Она встала, опираясь на протянутую руку, положила на плетёное кресло маленький плед для посетителей, и они медленно направились к дому, неспешно минуя многослойные виды набережной, и сами с разных сторон видимые по-разному: в ближайшем квадрате яркого света витрин – подробные и контрастные, как театральные символические фигурки молодости и старости, в темноте между фонарями они шли, как движущиеся экраны, полосатые от теней листьев низеньких пальм; в синих отблесках цветового фонтана – синие, в красных – красные, и невероятно во всех этих обстоятельствах места маленькие и умаляющиеся ещё больше с каждым шагом – увидь они себя глазами моря.
– Отец изменился. Ей-богу, эта Танечка совершила чудо: он улыбался, я даже слышала его смех, он голубил Стасика. Молодая жена, старше меня на два года, смотрела на него с обожанием, ладная, очень женственная, она безумно дорожила своим счастьем и старалась только преумножать его. Даже со мной отец стал мягче, хотя поймать его взгляд, даже захоти я этого, мне не удалось бы никогда: мы с ним в этой жизни, богатой, счастливой, полной семейной любви, были как два бывших преступника из одной тюрьмы: оба знали, по какой статье сидел другой, и старались не соприкасаться.
Но Танечка не оставила нам выбора.
В честь моего окончания института и воссоединения с семьёй меня брали с собой в круиз вокруг Европы.
Видишь ли, это сейчас никого не удивишь таким приглашением, даже самим таким словосочетанием. Но в 1960 году в СССР это было чем-то сопоставимым с полётом в космос, да и до него ещё было больше года!
Когда Танечка, пунцовая от удовольствия, как она всё прекрасно придумала, выложила мне тайну – про круиз и что я еду с ними, – у меня подкосились ноги. Одно только огромное, огнём горящее «нет» панически, как сирена, верещало у меня в голове, пульсировало и вызывало рвотные спазмы: тридцать один день в одной каюте с отцом и этой дурочкой, с их Стасиком!
Даже представлять это было отвратительно: в сутках двадцать четыре часа. С корабля никуда не деться. Из каюты никуда не спрятаться. Нет, это невозможно! Танечка встревоженно смотрела на меня, не понимая моего оцепенения там, где она ждала счастливого визга, наших объятий и восторженных прыжков вместе.

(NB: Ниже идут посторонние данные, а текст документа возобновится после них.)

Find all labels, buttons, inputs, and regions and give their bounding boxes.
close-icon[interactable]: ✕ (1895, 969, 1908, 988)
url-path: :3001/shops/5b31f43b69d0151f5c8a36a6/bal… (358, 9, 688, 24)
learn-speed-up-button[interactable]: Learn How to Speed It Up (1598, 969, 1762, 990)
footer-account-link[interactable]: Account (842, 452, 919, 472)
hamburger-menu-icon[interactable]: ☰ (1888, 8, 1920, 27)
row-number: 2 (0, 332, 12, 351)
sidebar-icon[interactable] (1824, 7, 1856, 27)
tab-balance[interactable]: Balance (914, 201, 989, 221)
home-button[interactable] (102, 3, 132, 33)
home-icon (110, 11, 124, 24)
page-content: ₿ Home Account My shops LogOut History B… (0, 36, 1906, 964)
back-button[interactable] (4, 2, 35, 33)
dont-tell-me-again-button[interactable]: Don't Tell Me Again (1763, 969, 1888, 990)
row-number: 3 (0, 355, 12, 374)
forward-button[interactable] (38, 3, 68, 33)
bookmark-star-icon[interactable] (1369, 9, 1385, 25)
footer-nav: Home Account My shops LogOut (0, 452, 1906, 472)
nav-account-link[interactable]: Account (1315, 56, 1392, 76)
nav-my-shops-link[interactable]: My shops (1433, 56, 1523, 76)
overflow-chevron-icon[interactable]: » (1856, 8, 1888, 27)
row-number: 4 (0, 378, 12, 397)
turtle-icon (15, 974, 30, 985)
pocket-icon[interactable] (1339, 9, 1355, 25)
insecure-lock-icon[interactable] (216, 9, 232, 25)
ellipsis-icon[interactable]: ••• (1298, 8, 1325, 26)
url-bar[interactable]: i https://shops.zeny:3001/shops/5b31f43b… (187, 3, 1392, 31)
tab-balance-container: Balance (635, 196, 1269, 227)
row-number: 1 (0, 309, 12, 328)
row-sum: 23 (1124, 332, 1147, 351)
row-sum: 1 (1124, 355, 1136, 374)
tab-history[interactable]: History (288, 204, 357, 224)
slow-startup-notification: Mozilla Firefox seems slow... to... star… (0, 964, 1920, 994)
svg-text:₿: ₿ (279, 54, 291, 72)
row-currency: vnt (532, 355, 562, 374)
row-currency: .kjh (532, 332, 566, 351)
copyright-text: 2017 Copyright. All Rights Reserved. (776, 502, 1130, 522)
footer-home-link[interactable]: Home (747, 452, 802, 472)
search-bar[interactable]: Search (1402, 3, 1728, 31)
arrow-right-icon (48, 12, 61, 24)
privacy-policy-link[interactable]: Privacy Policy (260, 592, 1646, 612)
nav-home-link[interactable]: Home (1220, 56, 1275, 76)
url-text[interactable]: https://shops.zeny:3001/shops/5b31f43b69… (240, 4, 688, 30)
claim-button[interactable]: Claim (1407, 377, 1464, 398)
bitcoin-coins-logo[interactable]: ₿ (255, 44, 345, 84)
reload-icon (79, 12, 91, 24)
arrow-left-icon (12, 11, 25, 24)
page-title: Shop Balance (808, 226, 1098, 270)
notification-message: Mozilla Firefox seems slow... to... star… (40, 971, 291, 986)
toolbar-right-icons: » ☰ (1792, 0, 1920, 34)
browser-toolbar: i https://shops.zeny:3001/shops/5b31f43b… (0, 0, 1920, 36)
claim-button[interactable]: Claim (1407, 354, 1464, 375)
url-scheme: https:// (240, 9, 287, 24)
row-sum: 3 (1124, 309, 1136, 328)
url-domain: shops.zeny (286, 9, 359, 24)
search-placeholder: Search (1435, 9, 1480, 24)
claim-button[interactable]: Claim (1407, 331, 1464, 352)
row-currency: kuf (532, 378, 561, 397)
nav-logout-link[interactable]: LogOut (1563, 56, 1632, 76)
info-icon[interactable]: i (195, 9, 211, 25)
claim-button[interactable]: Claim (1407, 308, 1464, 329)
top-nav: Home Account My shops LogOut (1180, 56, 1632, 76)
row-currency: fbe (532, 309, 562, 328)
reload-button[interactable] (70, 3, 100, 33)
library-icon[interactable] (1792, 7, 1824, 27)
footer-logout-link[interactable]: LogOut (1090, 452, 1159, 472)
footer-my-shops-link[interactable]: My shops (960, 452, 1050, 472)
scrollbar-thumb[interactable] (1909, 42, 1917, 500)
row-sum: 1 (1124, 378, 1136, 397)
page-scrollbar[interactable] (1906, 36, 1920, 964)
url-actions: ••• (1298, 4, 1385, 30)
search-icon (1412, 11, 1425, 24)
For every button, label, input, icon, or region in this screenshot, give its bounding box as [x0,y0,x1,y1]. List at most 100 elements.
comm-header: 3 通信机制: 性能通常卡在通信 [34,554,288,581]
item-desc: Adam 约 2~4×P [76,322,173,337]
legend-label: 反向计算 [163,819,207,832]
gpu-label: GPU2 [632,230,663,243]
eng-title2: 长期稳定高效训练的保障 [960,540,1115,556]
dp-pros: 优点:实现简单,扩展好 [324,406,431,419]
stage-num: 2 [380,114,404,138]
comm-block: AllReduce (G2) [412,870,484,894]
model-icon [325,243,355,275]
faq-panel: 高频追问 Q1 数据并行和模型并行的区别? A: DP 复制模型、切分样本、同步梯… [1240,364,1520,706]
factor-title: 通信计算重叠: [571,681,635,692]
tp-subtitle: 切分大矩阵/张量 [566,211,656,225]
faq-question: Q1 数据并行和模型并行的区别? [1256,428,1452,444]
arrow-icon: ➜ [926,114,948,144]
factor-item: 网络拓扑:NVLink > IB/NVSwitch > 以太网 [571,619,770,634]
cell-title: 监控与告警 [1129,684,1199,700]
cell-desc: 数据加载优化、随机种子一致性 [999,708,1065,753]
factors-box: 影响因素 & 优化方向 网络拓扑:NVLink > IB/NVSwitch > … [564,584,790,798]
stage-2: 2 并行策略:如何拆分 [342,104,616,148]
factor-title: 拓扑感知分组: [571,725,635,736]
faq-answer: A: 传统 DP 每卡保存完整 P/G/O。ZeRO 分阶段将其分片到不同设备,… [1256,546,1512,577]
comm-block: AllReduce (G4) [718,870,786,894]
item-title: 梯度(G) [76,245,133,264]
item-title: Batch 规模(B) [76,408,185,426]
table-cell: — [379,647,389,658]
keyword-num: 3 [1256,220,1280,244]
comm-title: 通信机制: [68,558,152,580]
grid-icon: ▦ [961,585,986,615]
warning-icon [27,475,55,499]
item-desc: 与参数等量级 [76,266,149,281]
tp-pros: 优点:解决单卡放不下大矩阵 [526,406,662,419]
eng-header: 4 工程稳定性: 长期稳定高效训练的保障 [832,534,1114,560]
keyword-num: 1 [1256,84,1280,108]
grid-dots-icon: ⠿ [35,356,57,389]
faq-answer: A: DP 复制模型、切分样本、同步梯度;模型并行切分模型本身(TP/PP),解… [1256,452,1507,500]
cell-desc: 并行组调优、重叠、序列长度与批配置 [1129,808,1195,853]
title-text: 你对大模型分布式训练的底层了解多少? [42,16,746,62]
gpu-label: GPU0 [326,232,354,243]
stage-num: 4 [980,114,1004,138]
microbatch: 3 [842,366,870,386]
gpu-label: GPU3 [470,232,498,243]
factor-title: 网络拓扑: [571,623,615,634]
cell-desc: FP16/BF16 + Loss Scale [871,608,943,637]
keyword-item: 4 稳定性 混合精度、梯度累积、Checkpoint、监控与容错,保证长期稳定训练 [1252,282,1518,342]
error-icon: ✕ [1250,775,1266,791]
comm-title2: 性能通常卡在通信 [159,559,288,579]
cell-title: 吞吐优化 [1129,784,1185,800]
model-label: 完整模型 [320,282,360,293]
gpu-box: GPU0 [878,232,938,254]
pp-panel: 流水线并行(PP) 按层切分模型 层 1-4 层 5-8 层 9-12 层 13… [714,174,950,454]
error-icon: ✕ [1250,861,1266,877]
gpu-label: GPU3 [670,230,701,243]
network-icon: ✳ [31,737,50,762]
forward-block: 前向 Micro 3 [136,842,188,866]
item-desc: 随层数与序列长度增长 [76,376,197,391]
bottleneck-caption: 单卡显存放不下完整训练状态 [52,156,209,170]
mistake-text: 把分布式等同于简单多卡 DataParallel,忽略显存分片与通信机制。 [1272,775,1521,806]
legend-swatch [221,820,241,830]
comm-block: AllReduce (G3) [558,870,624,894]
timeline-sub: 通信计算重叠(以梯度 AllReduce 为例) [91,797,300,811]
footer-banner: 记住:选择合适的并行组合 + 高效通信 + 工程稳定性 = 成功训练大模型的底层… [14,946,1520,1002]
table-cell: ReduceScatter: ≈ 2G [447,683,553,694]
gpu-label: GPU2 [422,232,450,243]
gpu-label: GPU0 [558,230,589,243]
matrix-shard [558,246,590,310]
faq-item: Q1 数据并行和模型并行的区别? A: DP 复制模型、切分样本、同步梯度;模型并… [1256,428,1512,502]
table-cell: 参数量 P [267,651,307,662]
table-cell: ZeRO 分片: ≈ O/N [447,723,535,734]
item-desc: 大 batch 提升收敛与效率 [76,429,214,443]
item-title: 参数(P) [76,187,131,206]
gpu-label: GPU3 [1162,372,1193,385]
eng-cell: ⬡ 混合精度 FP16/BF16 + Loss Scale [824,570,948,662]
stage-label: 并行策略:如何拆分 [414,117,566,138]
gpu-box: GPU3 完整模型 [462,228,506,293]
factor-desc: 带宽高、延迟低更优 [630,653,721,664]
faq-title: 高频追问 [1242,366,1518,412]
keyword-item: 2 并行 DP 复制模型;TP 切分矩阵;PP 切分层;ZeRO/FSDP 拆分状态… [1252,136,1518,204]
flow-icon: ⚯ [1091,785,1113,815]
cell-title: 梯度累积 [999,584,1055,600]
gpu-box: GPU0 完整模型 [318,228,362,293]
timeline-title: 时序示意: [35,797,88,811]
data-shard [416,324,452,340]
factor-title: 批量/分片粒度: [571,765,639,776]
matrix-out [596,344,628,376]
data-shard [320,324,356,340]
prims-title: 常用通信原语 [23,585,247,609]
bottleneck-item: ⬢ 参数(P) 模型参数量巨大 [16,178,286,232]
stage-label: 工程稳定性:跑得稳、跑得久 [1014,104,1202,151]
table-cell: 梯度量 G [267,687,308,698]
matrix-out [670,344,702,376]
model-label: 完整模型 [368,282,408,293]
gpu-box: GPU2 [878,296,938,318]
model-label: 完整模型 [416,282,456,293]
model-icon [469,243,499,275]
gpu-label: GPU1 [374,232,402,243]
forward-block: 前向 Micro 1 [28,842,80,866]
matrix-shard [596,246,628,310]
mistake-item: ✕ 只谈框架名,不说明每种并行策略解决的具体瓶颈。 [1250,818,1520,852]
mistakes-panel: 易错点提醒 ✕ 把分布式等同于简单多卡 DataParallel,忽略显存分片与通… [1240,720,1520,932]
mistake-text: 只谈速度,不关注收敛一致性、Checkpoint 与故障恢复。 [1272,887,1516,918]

Я опомнилась, изобразила широкую улыбку, стала неестественно жарко благодарить, она с облегчением вновь расцвела от радости. Я отговорилась тем, что опаздываю на встречу, и выбежала на улицу, чуть ли не в полной прострации бросилась безадресно носиться по городу, как всегда, когда волнуюсь, шагая быстро, широко и очень много. Я не помню, где была – шла, куда несли ноги, куда глаза глядят, обходила людей, памятники, статуи в саду, колонну ангела, постаменты сфинксов, сидела на парапетах, на ступеньках к Неве, сбегала по эскалатору в метро, вскакивала в троллейбус, снова петляла по какому-то старому району города с заброшенным трамвайным депо – я была в полной мыслительной панике.
Она сказала, что поездка в сентябре. Сейчас стояло лето, до отправления у меня было три месяца. Но я понимала, что в первую очередь мне надо успокоиться и только после этого всё хорошенько обдумать.
Вечером, поменяв одежду, промокшую под дождём, которого я и не заметила, за ужином я отыграла для Танечки роль и, поймав полувзгляд отца, по касательной, – он прекрасно знал мои повадки, мы прожили вдвоём, наедине друг с другом, почти десять лет! – я на несколько месяцев погрузилась в раздумья, что же мне делать, если избежать этой поездки нельзя.